だから一戸建ての庭には樹木が植わっています。

住宅メーカーや建築事務所から「シンボルツリー」を勧められたりもします。

問題は、管理できるかどうか?

 

度々とりあげるシマトネリコはシンボルツリーとして勧められやすい樹です。

そして、管理に手間がかかる樹種でもあります。

ほかに管理が面倒な種類としては、常緑カシ類も挙げてよさそうです。

これらの特徴は、成長速度が速いことです。

放置していると、自分の手でどうにもできない大きさになってしまいます。

そういう結果を招かないためには、頻繁な剪定作業が必要になります。

 

ところで、常緑樹を「葉を一切落とさない樹」と勘違いする人がいます。

いわゆる新緑の季節にドサッとほとんどの葉を落とします。

そのときには新芽が芽吹いています。

だから枝だけの状態になることはありません。

「常緑」とはそういう意味です。

葉がまったく落ちないものがよければ、造花を求めるしかありません。

常緑樹の葉は落ち葉になった後の処理が大変です。

土に還るのに時間を要するのです。

照葉樹林の中を歩けば、それがわかります。

反対に、落葉樹であれば分解されるのが早く、土も肥えてきます。

 

庭木としては「常緑樹>落葉樹」のような認識があるようです。

しかし、これは誤りです。

落ち葉の処理で面倒なのは常緑樹。

成長速度は様々です。

ツバキは常緑樹ですが、成長はゆっくりです。

落葉樹の多くは成長が遅めといえなくもありませんが、速いものもあります。

常緑樹だから成長速度が速く落葉樹は遅い」という公式のようなものはありません。

 

庭木には成長速度が遅い種類を選ぶべきです。

これは、それだけで手間がかからないことになるからです。

上記したように、手に負えない高さにしないためには剪定が不可欠です。

成長が遅いと、剪定のペースもそれに合わせることができます。

写真は、我が家のオガタマノキです。

オガタマノキは、成長速度が速い常緑樹です。

それをわかっていて植えたのは、ミカドアゲハに産卵してもらいたいからです。

 左 低い位置で切って株立ちにしました。

  右 タイミングよくミカドアゲハが産卵に訪れました。

大きく育ちつつあったのを、株元でバッサリと切りました。

その結果、株立ちになっています。

「株立ち」として売られている樹は、植木職人が「加工」した結果です。

株元で主幹を切って、周りのシュートを成長させます。

主幹を切れば、こうして株立ちにすることができ、高さも抑えられるのです。

 屋根を超えつつあったオガタマノキを低く抑えました。

主幹を切って、そこから枝を横に広げることも可能です。

★ これはコナラの主幹を低い位置で切り、そこから横に枝を広げたケースです。

  コナラで日陰を作るので(雑草対策)、横に広がるように剪定しました。

剪定は主幹を切るだけではありません。

混みあっている枝を抜き取るような剪定が必要です。

むしろ、日常はこれが主な作業です。

主幹の方向に向かっている枝は例外なく切ります。

成長が旺盛な枝も切り、「ちょっと虚弱体質かな」という枝を残します。

風通しをよくすれば、害虫を減らすことができ病気にもかかりにくくなります。

そして、この作業は落ち葉を減らすことにもつながります。

なお、この剪定は、花芽を形成する時期(植物によって様々)の前に実施します。

花芽を形成した後に剪定してしまうと、花が咲きませんので。

 

庭木の管理が大変なことがおわかりいただけたかもしれません。

とてもではないが、こういうことまではできない。

そう思われる方は、庭木を少なくした方がいいです(「植えるな」とまでは申しません)。

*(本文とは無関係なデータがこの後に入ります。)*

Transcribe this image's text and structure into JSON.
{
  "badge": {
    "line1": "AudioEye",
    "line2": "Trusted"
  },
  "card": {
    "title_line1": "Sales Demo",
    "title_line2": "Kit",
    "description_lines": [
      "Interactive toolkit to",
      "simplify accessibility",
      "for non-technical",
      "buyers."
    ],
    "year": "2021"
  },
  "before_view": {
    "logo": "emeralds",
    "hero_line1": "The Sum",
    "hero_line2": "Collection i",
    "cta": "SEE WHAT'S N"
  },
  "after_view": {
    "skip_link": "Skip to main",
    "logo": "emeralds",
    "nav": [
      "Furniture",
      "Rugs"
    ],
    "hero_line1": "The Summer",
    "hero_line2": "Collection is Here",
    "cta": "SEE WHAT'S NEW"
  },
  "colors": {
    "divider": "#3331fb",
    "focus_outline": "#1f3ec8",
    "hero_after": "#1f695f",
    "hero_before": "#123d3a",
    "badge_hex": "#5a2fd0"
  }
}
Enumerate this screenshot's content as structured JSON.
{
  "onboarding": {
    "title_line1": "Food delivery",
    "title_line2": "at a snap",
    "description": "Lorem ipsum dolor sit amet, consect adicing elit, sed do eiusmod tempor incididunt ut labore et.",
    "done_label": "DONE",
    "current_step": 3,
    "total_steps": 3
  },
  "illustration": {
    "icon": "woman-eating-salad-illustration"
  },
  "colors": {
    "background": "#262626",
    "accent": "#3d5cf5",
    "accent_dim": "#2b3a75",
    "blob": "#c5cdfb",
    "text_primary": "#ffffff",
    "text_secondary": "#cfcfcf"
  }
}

あるいは、お金をかけて造園のプロに定期的に手入れを依頼すべきです。

最近は、狭小の土地に住宅を建てることも多くなっています。

こういう住宅には庭がありません。

都会ではほとんどが狭小土地に2~3階建ての家というトレンドです。

田舎でも狭小土地に住宅を建築している例を目にします。

庭の管理をできそうにないと思う方は、こういう住宅を選ぶのもよさそうです。

広い土地を買って庭も楽しむつもりだった・・・

でも、ここまで大変とは思わなかった。

こういう方は、覚悟して知識と技術を身につけるか、お金をかけてプロに依頼する。

これしかないのです。

庭の管理はとても大変ー私はそう思っています。

それでも、樹木は我々がコントロールできます。

コントロールする気があるかどうか、この点だけが問題かもしれません。